There was little evidence about healthcare providers’ satisfaction with the intervention in the trials we identified, and although healthcare providers reported that mobile technologies allowed for care to be delivered more quickly and facilitated triage, one study reported that they were less confident in their diagnosis and management plans when using teledermatology, compared with face‐to‐face care (Whited 2002). However, it is likely that this would improve with experience. A qualitative evidence synthesis reported that mobile technologies assisted contact with colleagues, and recommended that healthcare providers should be part of the planning, implementation, and evaluation of mobile health programmes. (Odendaal 2020). Similarly, it is important to establish whether mobile devices alleviate providers’ workload, or instead add to it, including whether there is the capacity to provide the level of supervision and support required (Odendaal 2020).

Implications for research

  • Funding is required to support the conduct of randomised trials of mobile technology interventions in settings where these types of intervention may have the potential to significantly strengthen health systems, such as remote locations and where there is a shortage of specialist services.
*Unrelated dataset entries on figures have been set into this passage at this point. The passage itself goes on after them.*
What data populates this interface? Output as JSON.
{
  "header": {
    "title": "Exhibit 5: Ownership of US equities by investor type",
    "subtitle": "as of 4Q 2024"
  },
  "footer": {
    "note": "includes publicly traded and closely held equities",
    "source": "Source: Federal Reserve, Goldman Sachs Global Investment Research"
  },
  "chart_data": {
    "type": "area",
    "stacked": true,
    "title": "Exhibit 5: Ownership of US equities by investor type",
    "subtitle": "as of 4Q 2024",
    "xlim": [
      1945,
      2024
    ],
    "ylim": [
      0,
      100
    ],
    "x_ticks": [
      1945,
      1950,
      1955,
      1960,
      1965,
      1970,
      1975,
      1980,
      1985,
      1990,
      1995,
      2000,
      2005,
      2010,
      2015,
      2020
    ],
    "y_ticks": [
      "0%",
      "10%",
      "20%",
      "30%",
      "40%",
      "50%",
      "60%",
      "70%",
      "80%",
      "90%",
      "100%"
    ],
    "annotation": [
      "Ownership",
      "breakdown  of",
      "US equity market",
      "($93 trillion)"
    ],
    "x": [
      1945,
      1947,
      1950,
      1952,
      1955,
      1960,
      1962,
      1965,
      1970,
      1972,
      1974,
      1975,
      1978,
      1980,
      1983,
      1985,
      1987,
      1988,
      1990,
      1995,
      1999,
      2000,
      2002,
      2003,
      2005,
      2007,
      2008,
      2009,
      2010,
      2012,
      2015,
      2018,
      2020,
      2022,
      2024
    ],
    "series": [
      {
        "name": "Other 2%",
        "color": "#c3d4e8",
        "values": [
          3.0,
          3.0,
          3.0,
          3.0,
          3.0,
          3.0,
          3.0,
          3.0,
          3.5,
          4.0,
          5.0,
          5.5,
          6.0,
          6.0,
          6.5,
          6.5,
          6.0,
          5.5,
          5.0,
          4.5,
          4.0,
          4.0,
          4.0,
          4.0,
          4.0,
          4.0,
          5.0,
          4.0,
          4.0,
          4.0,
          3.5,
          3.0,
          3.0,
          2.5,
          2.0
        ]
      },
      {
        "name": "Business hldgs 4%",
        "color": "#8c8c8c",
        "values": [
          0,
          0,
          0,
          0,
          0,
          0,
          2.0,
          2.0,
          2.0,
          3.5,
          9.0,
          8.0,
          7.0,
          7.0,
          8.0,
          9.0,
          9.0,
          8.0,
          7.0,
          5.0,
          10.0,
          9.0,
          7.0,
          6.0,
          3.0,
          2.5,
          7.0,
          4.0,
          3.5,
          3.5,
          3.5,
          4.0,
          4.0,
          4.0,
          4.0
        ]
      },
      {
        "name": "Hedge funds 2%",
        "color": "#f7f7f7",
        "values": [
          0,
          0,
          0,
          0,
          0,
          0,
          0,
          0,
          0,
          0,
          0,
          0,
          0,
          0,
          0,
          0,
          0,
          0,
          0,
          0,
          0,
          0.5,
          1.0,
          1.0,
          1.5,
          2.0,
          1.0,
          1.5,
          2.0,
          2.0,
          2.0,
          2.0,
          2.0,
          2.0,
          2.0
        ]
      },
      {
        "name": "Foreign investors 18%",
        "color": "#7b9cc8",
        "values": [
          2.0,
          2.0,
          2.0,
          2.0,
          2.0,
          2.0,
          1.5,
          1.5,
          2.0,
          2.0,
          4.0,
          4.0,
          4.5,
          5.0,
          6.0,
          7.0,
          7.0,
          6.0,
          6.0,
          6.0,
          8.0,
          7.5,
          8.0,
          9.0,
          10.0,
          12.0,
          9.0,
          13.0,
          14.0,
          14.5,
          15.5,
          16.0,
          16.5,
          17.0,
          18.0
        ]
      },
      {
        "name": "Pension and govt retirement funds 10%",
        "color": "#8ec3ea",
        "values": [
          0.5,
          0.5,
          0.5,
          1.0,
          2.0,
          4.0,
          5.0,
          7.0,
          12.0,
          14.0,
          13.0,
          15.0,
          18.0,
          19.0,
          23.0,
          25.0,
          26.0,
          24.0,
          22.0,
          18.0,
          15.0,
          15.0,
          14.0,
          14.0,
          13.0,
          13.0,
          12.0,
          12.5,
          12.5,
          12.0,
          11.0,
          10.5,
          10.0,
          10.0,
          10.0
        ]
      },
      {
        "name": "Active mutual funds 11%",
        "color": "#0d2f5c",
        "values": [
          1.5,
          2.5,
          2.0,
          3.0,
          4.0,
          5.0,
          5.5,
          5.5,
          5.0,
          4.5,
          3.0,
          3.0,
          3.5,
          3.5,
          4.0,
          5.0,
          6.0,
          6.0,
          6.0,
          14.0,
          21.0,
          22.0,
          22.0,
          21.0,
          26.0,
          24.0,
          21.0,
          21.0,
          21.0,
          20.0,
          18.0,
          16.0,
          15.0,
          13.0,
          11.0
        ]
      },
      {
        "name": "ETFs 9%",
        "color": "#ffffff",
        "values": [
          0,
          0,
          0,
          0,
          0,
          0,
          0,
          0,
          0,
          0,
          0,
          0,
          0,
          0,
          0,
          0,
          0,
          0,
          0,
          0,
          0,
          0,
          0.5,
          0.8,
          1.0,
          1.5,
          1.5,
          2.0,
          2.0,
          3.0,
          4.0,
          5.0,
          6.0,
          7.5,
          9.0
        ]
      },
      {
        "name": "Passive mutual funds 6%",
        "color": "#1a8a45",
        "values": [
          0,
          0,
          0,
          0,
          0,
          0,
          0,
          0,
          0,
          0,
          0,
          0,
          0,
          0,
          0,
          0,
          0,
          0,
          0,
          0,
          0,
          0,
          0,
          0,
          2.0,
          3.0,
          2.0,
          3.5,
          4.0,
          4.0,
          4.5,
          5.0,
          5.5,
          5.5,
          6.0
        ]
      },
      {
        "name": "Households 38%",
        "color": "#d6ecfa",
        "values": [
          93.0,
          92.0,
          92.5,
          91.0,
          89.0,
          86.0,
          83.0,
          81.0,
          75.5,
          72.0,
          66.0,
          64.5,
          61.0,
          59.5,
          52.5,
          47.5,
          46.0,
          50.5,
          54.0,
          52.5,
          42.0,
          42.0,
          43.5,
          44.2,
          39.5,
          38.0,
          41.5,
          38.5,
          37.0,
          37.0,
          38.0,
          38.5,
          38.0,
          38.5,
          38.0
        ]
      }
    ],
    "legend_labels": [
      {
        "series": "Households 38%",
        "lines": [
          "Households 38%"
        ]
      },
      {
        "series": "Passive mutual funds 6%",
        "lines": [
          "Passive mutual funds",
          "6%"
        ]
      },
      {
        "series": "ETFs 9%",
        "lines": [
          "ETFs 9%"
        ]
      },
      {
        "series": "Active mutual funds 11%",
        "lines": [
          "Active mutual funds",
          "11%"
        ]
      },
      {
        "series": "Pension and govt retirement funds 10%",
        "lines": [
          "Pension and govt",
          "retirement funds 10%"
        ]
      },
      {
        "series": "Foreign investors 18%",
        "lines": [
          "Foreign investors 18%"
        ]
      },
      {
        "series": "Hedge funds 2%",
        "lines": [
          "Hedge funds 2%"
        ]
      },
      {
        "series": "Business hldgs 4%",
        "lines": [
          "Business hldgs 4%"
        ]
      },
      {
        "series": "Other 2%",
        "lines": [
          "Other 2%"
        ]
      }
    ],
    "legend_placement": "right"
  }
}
  • Process evaluations, conducted alongside randomised trials, to identify factors that might modify the effect of mHealth interventions in different contexts would be a valuable addition to the evidence base (Craig 2008). Identifying core outcomes might be a useful step, for example, understanding the impact of mHealth on providers’ adherence to guidelines, time from presentation to resolution, and participants’ health status and well‐being are outcomes for which more evidence is required. Research should also be conducted into consideration of factors to support implementation, such as the high attrition rates commonly found in studies that use mobile technologies.
  • Detailed and standardised reporting of mobile health interventions, technical features and context will contribute to the quality of the evidence available (Agarwal 2016).